It's easy to see that “tornado” and “high wind” events were the most hazardous to overall population health.
barplot(topHealth[1:5]/1000,
main="Events causing fatalities and injuries",
col=c("yellow"),
xlab="Event",
ylab="Frequency in thousands",
ylim=c(0,100))
Across the United States, which types of events have the greatest economic consequences?

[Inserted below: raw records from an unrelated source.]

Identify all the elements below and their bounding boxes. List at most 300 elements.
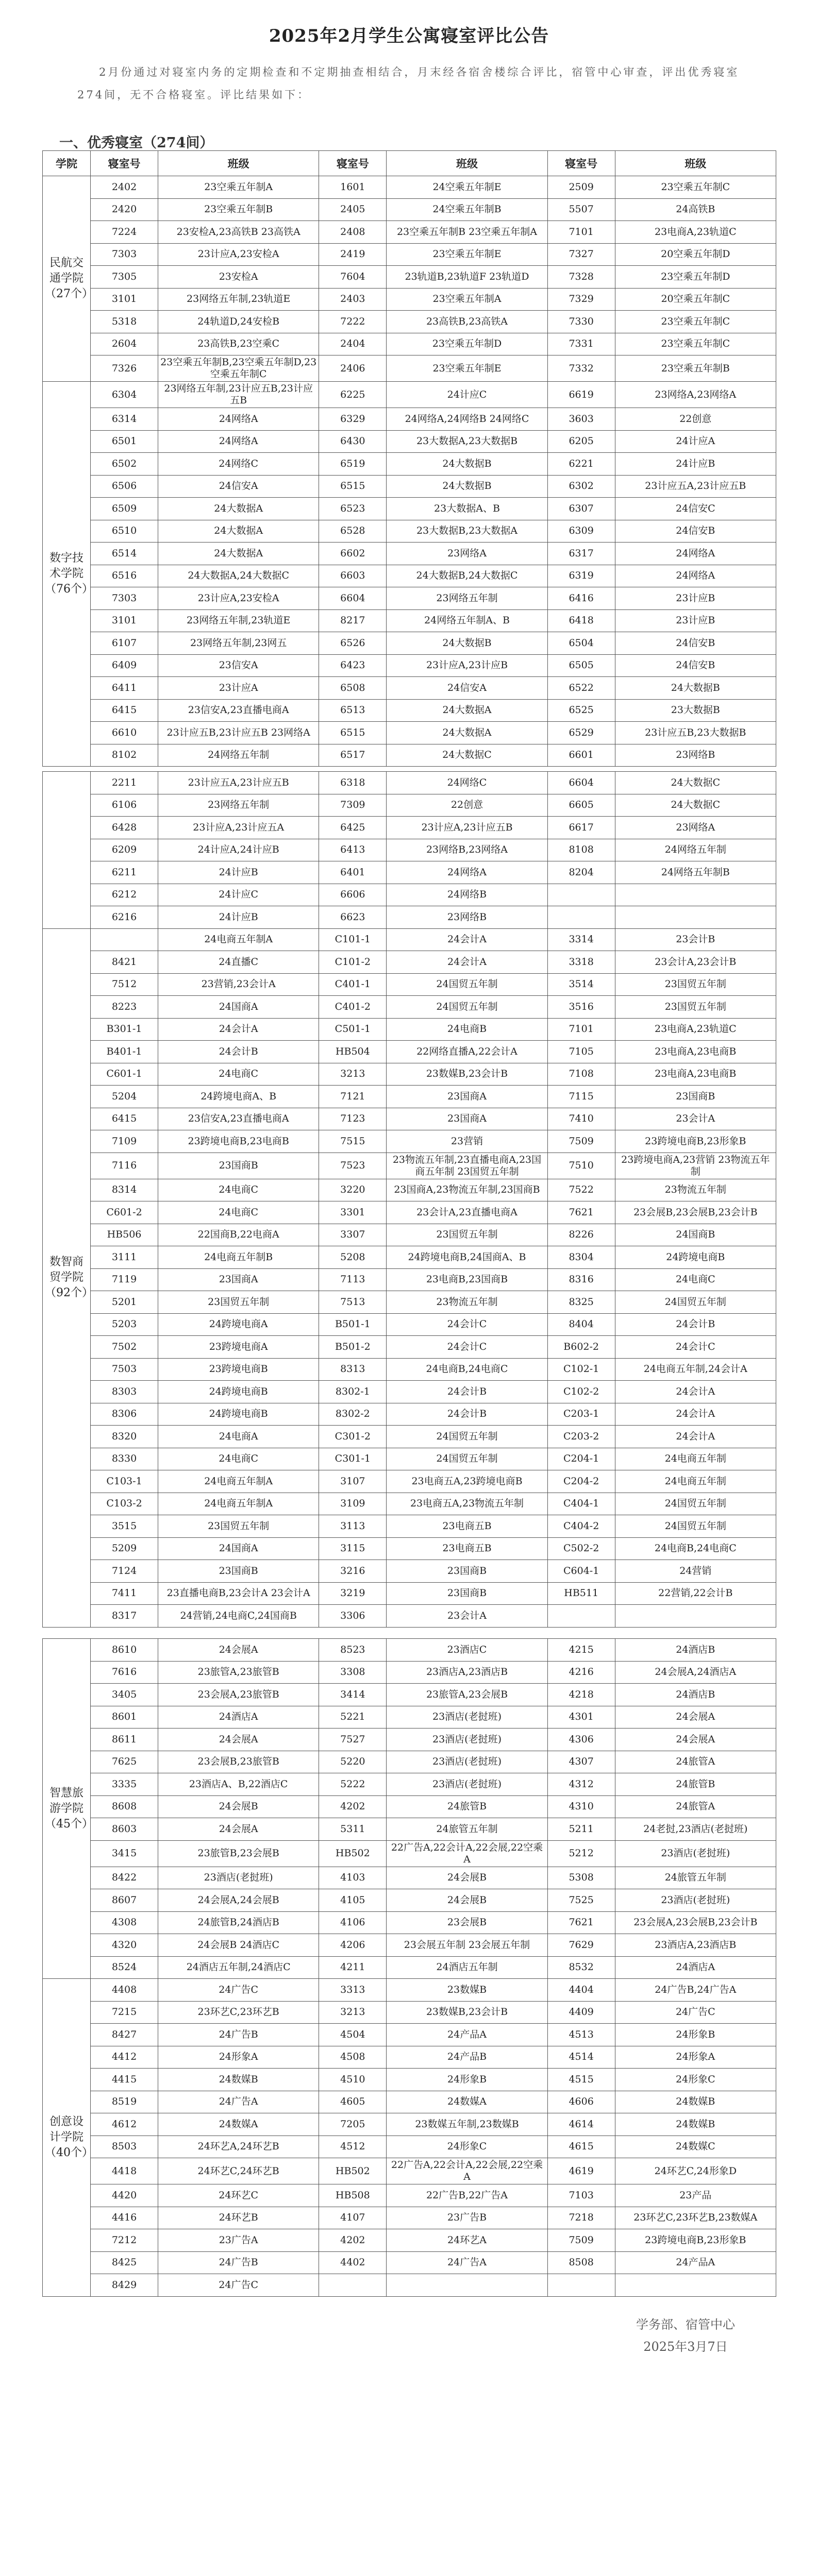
class-name: 23营销: [387, 1130, 547, 1153]
room-number: 4605: [319, 2091, 387, 2113]
room-number: C601-1: [90, 1063, 158, 1086]
room-number: 3603: [547, 408, 615, 431]
class-name: 23酒店(老挝班): [615, 1889, 776, 1912]
class-name: 22营销,22会计B: [615, 1582, 776, 1605]
class-name: 23网络五年制: [387, 587, 547, 610]
class-name: 24网络A: [158, 430, 319, 453]
class-name: 24产品A: [387, 2024, 547, 2046]
room-number: 3101: [90, 288, 158, 311]
room-number: 8421: [90, 951, 158, 974]
room-number: 4512: [319, 2136, 387, 2158]
room-number: 8608: [90, 1795, 158, 1818]
room-number: 8427: [90, 2024, 158, 2046]
class-name: 23国商B: [615, 1086, 776, 1108]
table-row: [43, 1840, 776, 1867]
class-name: 23酒店(老挝班): [387, 1706, 547, 1728]
room-number: 6409: [90, 654, 158, 677]
room-number: 2403: [319, 288, 387, 311]
table-row: [43, 1403, 776, 1426]
table-row: [43, 2069, 776, 2091]
room-number: 4320: [90, 1934, 158, 1957]
table-row: [43, 1426, 776, 1448]
room-number: B501-2: [319, 1336, 387, 1359]
room-number: 6302: [547, 475, 615, 498]
table-row: [43, 2024, 776, 2046]
table-row: [43, 2251, 776, 2274]
room-number: 6513: [319, 699, 387, 722]
room-number: 5220: [319, 1751, 387, 1773]
room-number: 6416: [547, 587, 615, 610]
room-number: 7303: [90, 243, 158, 266]
class-name: 24计应A: [615, 430, 776, 453]
table-row: [43, 677, 776, 700]
class-name: 24广告C: [158, 1979, 319, 2002]
table-row: [43, 243, 776, 266]
room-number: 7113: [319, 1268, 387, 1291]
class-name: 24形象C: [387, 2136, 547, 2158]
class-name: 24大数据A: [158, 520, 319, 543]
college-cell: 智慧旅游学院（45个）: [43, 1639, 91, 1979]
table-row: [43, 1605, 776, 1628]
class-name: [615, 884, 776, 906]
column-header: 班级: [615, 151, 776, 176]
intro-paragraph: 2月份通过对寝室内务的定期检查和不定期抽查相结合，月末经各宿舍楼综合评比，宿管中心审查，评出优秀寝室274间，无不合格寝室。评比结果如下：: [77, 66, 740, 101]
class-name: 23网络B: [387, 906, 547, 929]
table-row: [43, 408, 776, 431]
room-number: 4106: [319, 1911, 387, 1934]
room-number: 4508: [319, 2046, 387, 2069]
table-row: [43, 2207, 776, 2229]
room-number: 4307: [547, 1751, 615, 1773]
room-number: 6319: [547, 565, 615, 587]
class-name: 24电商五年制B: [158, 1246, 319, 1269]
room-number: 8316: [547, 1268, 615, 1291]
room-number: 7101: [547, 221, 615, 244]
table-row: [43, 609, 776, 632]
room-number: 6529: [547, 722, 615, 744]
room-number: 7326: [90, 355, 158, 382]
table-row: [43, 1728, 776, 1751]
room-number: 6501: [90, 430, 158, 453]
room-number: 3308: [319, 1661, 387, 1684]
table-row: [43, 520, 776, 543]
class-name: 23网络五年制: [158, 794, 319, 817]
table-row: [43, 654, 776, 677]
class-name: 23空乘五年制E: [387, 355, 547, 382]
room-number: 3109: [319, 1493, 387, 1515]
room-number: 6602: [319, 543, 387, 565]
room-number: 7303: [90, 587, 158, 610]
class-name: 24会计A: [158, 1018, 319, 1041]
room-number: 6523: [319, 498, 387, 520]
room-number: 7119: [90, 1268, 158, 1291]
class-name: 23国贸五年制: [158, 1515, 319, 1538]
class-name: 24信安B: [615, 654, 776, 677]
class-name: 24计应B: [615, 453, 776, 476]
class-name: 24形象B: [387, 2069, 547, 2091]
class-name: 23网络五年制,23轨道E: [158, 288, 319, 311]
room-number: C501-1: [319, 1018, 387, 1041]
table-row: [43, 498, 776, 520]
room-number: 4504: [319, 2024, 387, 2046]
room-number: 8204: [547, 861, 615, 884]
table-row: [43, 1470, 776, 1493]
room-number: 4614: [547, 2113, 615, 2136]
class-name: 23直播电商B,23会计A 23会计A: [158, 1582, 319, 1605]
room-number: 3115: [319, 1537, 387, 1560]
room-number: HB504: [319, 1041, 387, 1063]
room-number: 3213: [319, 2001, 387, 2024]
class-name: 24旅管五年制: [615, 1867, 776, 1889]
room-number: 6525: [547, 699, 615, 722]
room-number: 8313: [319, 1358, 387, 1381]
table-row: [43, 1979, 776, 2002]
room-number: 2419: [319, 243, 387, 266]
class-name: 24国商B: [615, 1224, 776, 1246]
table-row: [43, 744, 776, 767]
class-name: 23环艺C,23环艺B: [158, 2001, 319, 2024]
room-number: 1601: [319, 176, 387, 199]
class-name: 23计应五B,23大数据B: [615, 722, 776, 744]
room-number: 7523: [319, 1153, 387, 1179]
class-name: 23国商A: [387, 1086, 547, 1108]
class-name: 24空乘五年制B: [387, 198, 547, 221]
table-row: [43, 1246, 776, 1269]
table-row: [43, 176, 776, 199]
class-name: 23数媒B: [387, 1979, 547, 2002]
class-name: 23酒店(老挝班): [387, 1728, 547, 1751]
class-name: 22网络直播A,22会计A: [387, 1041, 547, 1063]
room-number: 3415: [90, 1840, 158, 1867]
class-name: 24网络五年制B: [615, 861, 776, 884]
class-name: 24会展A: [615, 1706, 776, 1728]
class-name: 24网络C: [387, 772, 547, 794]
table-row: [43, 2184, 776, 2207]
room-number: 7109: [90, 1130, 158, 1153]
college-cell: 创意设计学院（40个）: [43, 1979, 91, 2297]
room-number: 4308: [90, 1911, 158, 1934]
class-name: 24大数据A: [387, 699, 547, 722]
table-row: [43, 1130, 776, 1153]
room-number: 2211: [90, 772, 158, 794]
room-number: 6216: [90, 906, 158, 929]
room-number: 7124: [90, 1560, 158, 1583]
class-name: 23跨境电商B: [158, 1358, 319, 1381]
room-number: 7510: [547, 1153, 615, 1179]
room-number: 6423: [319, 654, 387, 677]
class-name: 23跨境电商A: [158, 1336, 319, 1359]
class-name: 22广告A,22会计A,22会展,22空乘A: [387, 1840, 547, 1867]
class-name: 23空乘五年制A: [387, 288, 547, 311]
class-name: 24计应C: [387, 382, 547, 408]
class-name: 22创意: [615, 408, 776, 431]
table-row: [43, 587, 776, 610]
class-name: 24会计A: [387, 951, 547, 974]
table-row: [43, 382, 776, 408]
room-number: 4408: [90, 1979, 158, 2002]
room-number: 4514: [547, 2046, 615, 2069]
table-row: [43, 475, 776, 498]
class-name: [387, 2274, 547, 2297]
class-name: 22广告B,22广告A: [387, 2184, 547, 2207]
room-number: 7327: [547, 243, 615, 266]
room-number: 6309: [547, 520, 615, 543]
college-cell: 数智商贸学院（92个）: [43, 928, 91, 1627]
room-number: C203-1: [547, 1403, 615, 1426]
room-number: 6603: [319, 565, 387, 587]
class-name: 24会计B: [615, 1313, 776, 1336]
room-number: 6604: [319, 587, 387, 610]
room-number: 8524: [90, 1956, 158, 1979]
class-name: 24轨道D,24安检B: [158, 311, 319, 333]
section-title: 一、优秀寝室（274间）: [59, 135, 214, 151]
room-number: 5507: [547, 198, 615, 221]
room-number: 7309: [319, 794, 387, 817]
class-name: 24酒店B: [615, 1684, 776, 1706]
room-number: 8404: [547, 1313, 615, 1336]
class-name: 24数媒B: [615, 2091, 776, 2113]
class-name: 23网络A: [615, 817, 776, 839]
class-name: 23计应B: [615, 587, 776, 610]
class-name: 23安检A: [158, 266, 319, 289]
class-name: 24电商C: [158, 1179, 319, 1201]
class-name: 24会展A,24酒店A: [615, 1661, 776, 1684]
room-number: 8314: [90, 1179, 158, 1201]
class-name: 24电商五年制A: [158, 928, 319, 951]
class-name: 24环艺C: [158, 2184, 319, 2207]
table-row: [43, 1086, 776, 1108]
class-name: 24电商C: [615, 1268, 776, 1291]
table-row: [43, 632, 776, 655]
class-name: 23电商五B: [387, 1537, 547, 1560]
class-name: 24电商B,24电商C: [387, 1358, 547, 1381]
class-name: 24网络五年制: [158, 744, 319, 767]
class-name: 23计应A: [158, 677, 319, 700]
class-name: 24电商五年制: [615, 1470, 776, 1493]
class-name: 23会计B: [615, 928, 776, 951]
room-number: 4216: [547, 1661, 615, 1684]
class-name: 24电商B,24电商C: [615, 1537, 776, 1560]
class-name: 23酒店A、B,22酒店C: [158, 1773, 319, 1796]
room-number: 7115: [547, 1086, 615, 1108]
room-number: 6205: [547, 430, 615, 453]
room-number: 7205: [319, 2113, 387, 2136]
class-name: 23广告A: [158, 2229, 319, 2252]
room-number: 4418: [90, 2158, 158, 2184]
room-number: 5201: [90, 1291, 158, 1314]
table-row: [43, 266, 776, 289]
class-name: 24网络A,24网络B 24网络C: [387, 408, 547, 431]
class-name: 24形象C: [615, 2069, 776, 2091]
room-number: 3314: [547, 928, 615, 951]
room-number: 4510: [319, 2069, 387, 2091]
class-name: 24网络A: [615, 543, 776, 565]
class-name: 23酒店A,23酒店B: [615, 1934, 776, 1957]
table-row: [43, 928, 776, 951]
room-number: 6413: [319, 839, 387, 861]
class-name: 24会展B: [158, 1795, 319, 1818]
room-number: 6317: [547, 543, 615, 565]
table-row: [43, 1889, 776, 1912]
class-name: 23产品: [615, 2184, 776, 2207]
room-number: C102-2: [547, 1381, 615, 1403]
class-name: 24大数据A: [158, 498, 319, 520]
class-name: 23国贸五年制: [615, 996, 776, 1019]
room-number: 4409: [547, 2001, 615, 2024]
class-name: 24环艺C,24环艺B: [158, 2158, 319, 2184]
class-name: 24环艺A,24环艺B: [158, 2136, 319, 2158]
class-name: 23会展B,23会展B,23会计B: [615, 1201, 776, 1224]
room-number: 2604: [90, 333, 158, 355]
class-name: 24网络B: [387, 884, 547, 906]
class-name: 23计应五A,23计应五B: [615, 475, 776, 498]
class-name: 24电商A: [158, 1426, 319, 1448]
class-name: 23国商A: [158, 1268, 319, 1291]
class-name: 23物流五年制: [387, 1291, 547, 1314]
room-number: 8226: [547, 1224, 615, 1246]
class-name: 24信安A: [387, 677, 547, 700]
room-number: B401-1: [90, 1041, 158, 1063]
class-name: 24形象A: [158, 2046, 319, 2069]
table-row: [43, 288, 776, 311]
room-number: 7625: [90, 1751, 158, 1773]
class-name: 24跨境电商A: [158, 1313, 319, 1336]
room-number: 6604: [547, 772, 615, 794]
class-name: 24大数据C: [387, 744, 547, 767]
class-name: 24计应C: [158, 884, 319, 906]
class-name: 24老挝,23酒店(老挝班): [615, 1818, 776, 1841]
class-name: 24产品A: [615, 2251, 776, 2274]
class-name: 23空乘五年制D: [615, 266, 776, 289]
class-name: 23电商A,23轨道C: [615, 1018, 776, 1041]
class-name: 23会计A,23会计B: [615, 951, 776, 974]
class-name: 24国贸五年制: [387, 996, 547, 1019]
room-number: 6514: [90, 543, 158, 565]
room-number: 6528: [319, 520, 387, 543]
class-name: 24会计C: [615, 1336, 776, 1359]
class-name: 23国商B: [387, 1582, 547, 1605]
class-name: 24网络C: [158, 453, 319, 476]
room-number: 5209: [90, 1537, 158, 1560]
class-name: 24数媒A: [158, 2113, 319, 2136]
class-name: 24电商五年制A: [158, 1470, 319, 1493]
class-name: 24高铁B: [615, 198, 776, 221]
class-name: 24国贸五年制: [615, 1493, 776, 1515]
class-name: 24广告B: [158, 2024, 319, 2046]
room-number: 3516: [547, 996, 615, 1019]
room-number: 6517: [319, 744, 387, 767]
class-name: 24跨境电商B: [615, 1246, 776, 1269]
class-name: 24电商B: [387, 1018, 547, 1041]
class-name: 23大数据A、B: [387, 498, 547, 520]
class-name: 24环艺C,24形象D: [615, 2158, 776, 2184]
room-number: 8303: [90, 1381, 158, 1403]
table-row: [43, 1291, 776, 1314]
class-name: 24大数据B: [387, 632, 547, 655]
table-row: [43, 565, 776, 587]
table-row: [43, 839, 776, 861]
room-number: 7105: [547, 1041, 615, 1063]
room-number: B501-1: [319, 1313, 387, 1336]
class-name: 23网络五年制,23网五: [158, 632, 319, 655]
table-row: [43, 333, 776, 355]
room-number: 8102: [90, 744, 158, 767]
room-number: 3307: [319, 1224, 387, 1246]
room-number: 4215: [547, 1639, 615, 1662]
room-number: 6329: [319, 408, 387, 431]
room-number: 7513: [319, 1291, 387, 1314]
class-name: 23空乘五年制D: [387, 333, 547, 355]
room-number: 8519: [90, 2091, 158, 2113]
class-name: 23旅管A,23会展B: [387, 1684, 547, 1706]
room-number: 6623: [319, 906, 387, 929]
class-name: 23会展A,23旅管B: [158, 1684, 319, 1706]
class-name: 23环艺C,23环艺B,23数媒A: [615, 2207, 776, 2229]
class-name: 24电商五年制A: [158, 1493, 319, 1515]
class-name: 24直播C: [158, 951, 319, 974]
room-number: 6425: [319, 817, 387, 839]
class-name: 23大数据B,23大数据A: [387, 520, 547, 543]
class-name: 24酒店A: [615, 1956, 776, 1979]
class-name: 24网络A: [387, 861, 547, 884]
class-name: 23空乘五年制C: [615, 311, 776, 333]
room-number: 8320: [90, 1426, 158, 1448]
room-number: 7328: [547, 266, 615, 289]
class-name: 24广告C: [158, 2274, 319, 2297]
table-row: [43, 699, 776, 722]
room-number: 4301: [547, 1706, 615, 1728]
class-name: 24会计B: [158, 1041, 319, 1063]
room-number: 7509: [547, 1130, 615, 1153]
room-number: 7103: [547, 2184, 615, 2207]
room-number: 7410: [547, 1108, 615, 1130]
room-number: C101-2: [319, 951, 387, 974]
table-row: [43, 1661, 776, 1684]
room-number: HB502: [319, 2158, 387, 2184]
room-number: C601-2: [90, 1201, 158, 1224]
table-row: [43, 1153, 776, 1179]
class-name: 24会计A: [615, 1381, 776, 1403]
table-row: [43, 1934, 776, 1957]
table-row: [43, 198, 776, 221]
class-name: 23会计A: [387, 1605, 547, 1628]
room-number: 5308: [547, 1867, 615, 1889]
class-name: 24广告B,24广告A: [615, 1979, 776, 2002]
class-name: 24大数据B: [615, 677, 776, 700]
room-number: 5311: [319, 1818, 387, 1841]
class-name: 22广告A,22会计A,22会展,22空乘A: [387, 2158, 547, 2184]
room-number: 2404: [319, 333, 387, 355]
room-number: 3213: [319, 1063, 387, 1086]
class-name: 24信安B: [615, 632, 776, 655]
table-row: [43, 1537, 776, 1560]
class-name: 23计应A,23计应五B: [387, 817, 547, 839]
class-name: 23物流五年制: [615, 1179, 776, 1201]
room-number: C204-2: [547, 1470, 615, 1493]
class-name: 23电商五A,23物流五年制: [387, 1493, 547, 1515]
room-number: 6107: [90, 632, 158, 655]
class-name: 24跨境电商A、B: [158, 1086, 319, 1108]
results-table: [42, 1638, 776, 2297]
table-header-row: [43, 151, 776, 176]
room-number: 6605: [547, 794, 615, 817]
class-name: 23计应A,23计应五A: [158, 817, 319, 839]
class-name: 24酒店五年制: [387, 1956, 547, 1979]
class-name: 23旅管B,23会展B: [158, 1840, 319, 1867]
room-number: 4515: [547, 2069, 615, 2091]
class-name: 24信安A: [158, 475, 319, 498]
class-name: 24会展A: [158, 1818, 319, 1841]
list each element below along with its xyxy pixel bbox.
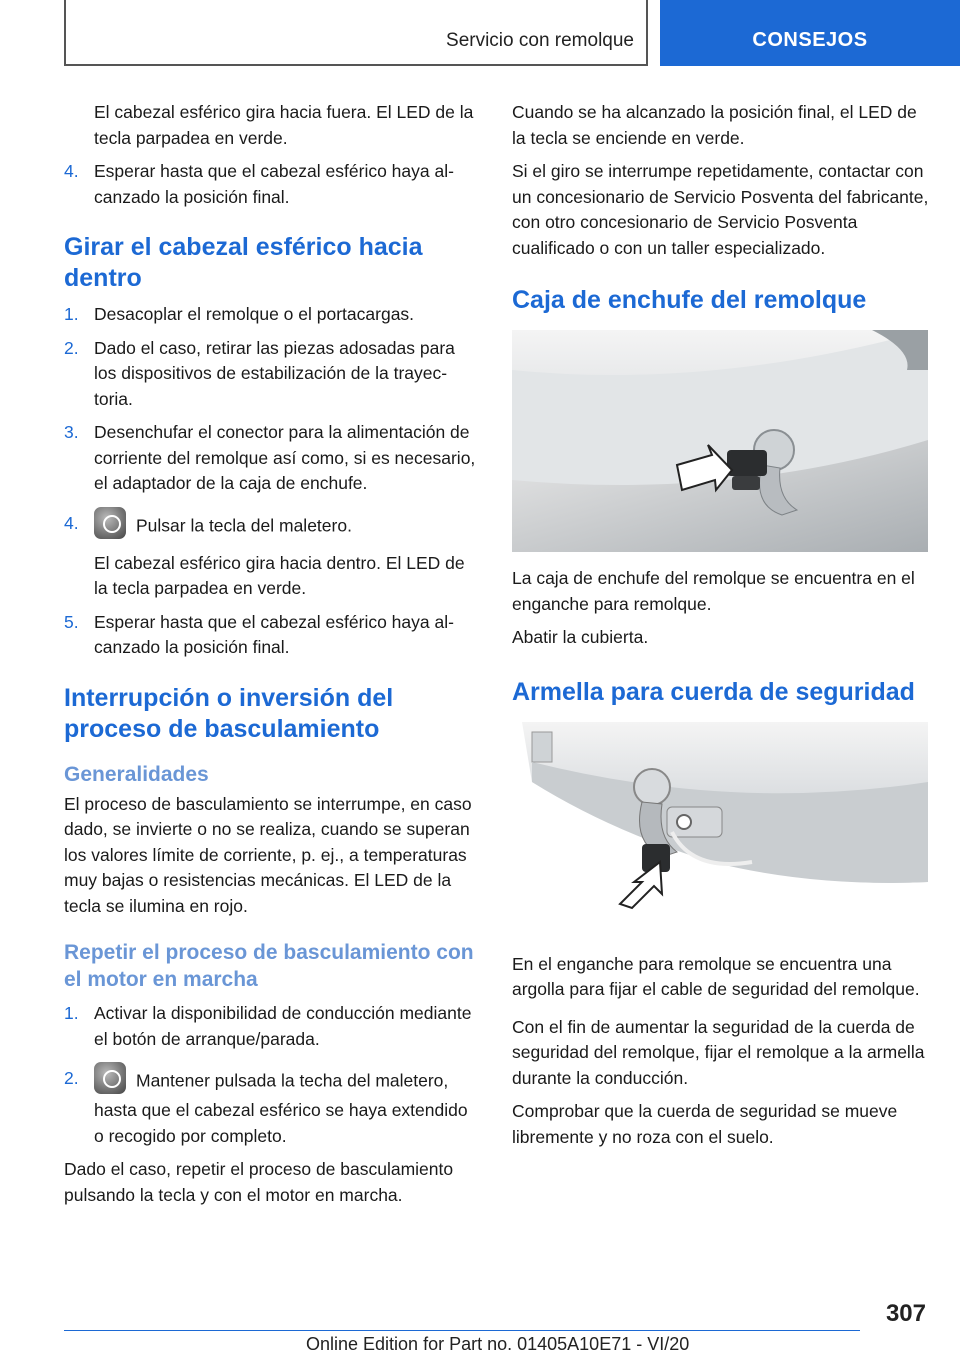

The highest property damage event was “tornado” with damage at $51.7B
The highest crop damage event was “flood” with damage at $7.25B
The top damange producing, economic event was “tornado” with damage at $51.7B
Here we look at the Crop Damage Events
barplot(allDmg[1:5],
xlab="Event",
ylab="Damage in Billions",
main="Top 5 Economic Damaging Events",
col=c("purple"),
ylim=c(0,60))
If we compare everything side by side, we can see some insights.
library(lattice)
#couple variables to make life easier when plotting
my_las <- 2
num_events <- 10
par(mfrow=c(2,2))
par(mar=c(9,3,1,1))
barplot(cropDmg[1:num_events],
ylab="Damage in Billions",
main="Top Crop Damage Events",
col=c("red"),
las=my_las,
ylim=c(0,60))
barplot(propDmg[1:num_events],
ylab="Damage in Billions",
main="Top Property Damaging Events",
col=c("purple"),
las=my_las,
ylim=c(0,60))
barplot(allInjuries[1:num_events]/1000,
col=c("yellow"),
ylab="Frequency in thousands",
main="Top Injury Events",
las=my_las,
ylim=c(0,100))
barplot(allFatalities[1:num_events]/1000,
col=c("green"),
ylab="Frequency in thousands",
main="Top Fatality Events",
las=my_las,
ylim=c(0,100))
Although we cannot put a cost on human life, we can see that tornadoes cause both catetrophic loss of life and property. Interestingly enough, tornadoes do not cause the largest amount of loss to crops. If we examine the data without tornadoes, floods become the highest damage producing event, but heat is the top casulty producing event (interestingly enough, heat is fairly low on the economic damaging events)